Na falta de uma atuação efetiva pelos órgãos competentes, algumas ações, tomadas pela própria população, podem ajudar a diminuir os danos desencadeados pelas chuvas.

São elas: descartar o lixo de forma correta, nunca jogando os resíduos em encostas, córregos e bocas-de-lobo; manter limpos ralos, esgotos, galerias e valas; e, de maneira nenhuma, construir às margens de cursos d’água, sobre aterros ou próximo a brejos.

Foto: Werther Santana | Agência Estado

Moradores de áreas consideradas de risco também devem estar atentos a alguns sinais durante o período mais intenso das chuvas. Alguns dos mais comuns são árvores inclinando nos arredores, trincas nas paredes ou mesmo no chão.

De acordo com Machado, é preciso redobrar a atenção em caso de movimentações do terreno e observar se a água da chuva está barrenta ou se contém plantas e troncos, que são indícios de inundação. “É importante fortalecer muros e paredes poucos confiáveis e providenciar a poda ou o corte de árvores com risco de queda”, afirma o especialista.

Alagamentos mais comuns 

De acordo com Prefeitura de São Paulo, existem na cidade 287 rios, riachos e córregos que atravessam o município. O Projeto Rios e Ruas registra, além destes, em torno de 300 cursos d’água nas imediações.

Com a urbanização e a consequente pavimentação das ruas e avenidas, a absorção da água pelo solo fica cada vez mais difícil, e mais comuns os alagamentos.

“Inicialmente, o que deveria ter sido feito era a ocupação controlada das áreas de mananciais e adjacentes a rios e córregos na cidade. Considerando o nível de ocupação que já existe, o Poder Público deve intervir realocando as famílias que se encontram em locais mais críticos”, diz Machado.
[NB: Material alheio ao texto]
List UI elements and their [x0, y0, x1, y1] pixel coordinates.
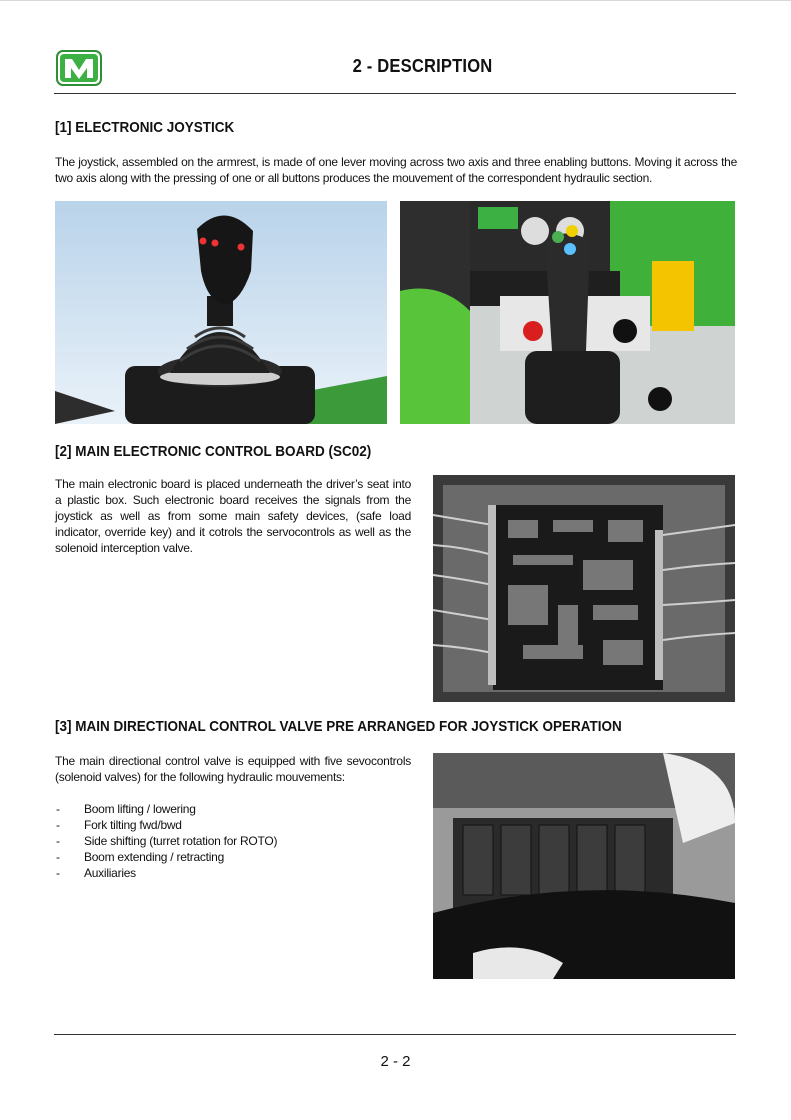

De acordo com ele, o lixo descartado incorretamente agrava ainda mais o problema. “O descarte irregular dificulta o escoamento de córregos, cria pontos de estrangulamento do fluxo das águas, gera superfícies propícias a deslizamento de solo e detritos. Essa condição também está associada a áreas com deficiência de infraestrutura urbana”, completa.

5 passos que ajudam na prevenção de desastres

  1. Descarte o lixo corretamente, sempre em local elevado e protegido da água em caso de alagamento
  2. Nunca construa em áreas de risco, como encostas, às margens de cursos d’água, sobre aterros ou próximo a brejos.
  3. Fique atento a sinais dentro da residência, como trincas nas paredes ou mesmo no chão, que indicam que a estrutura pode estar comprometida
  4. Observe a cor da água: se estiver barrenta, é indício de inundação
  5. Providencie, junto à Prefeitura, a poda de árvores no entorno da residência que estão com risco de queda.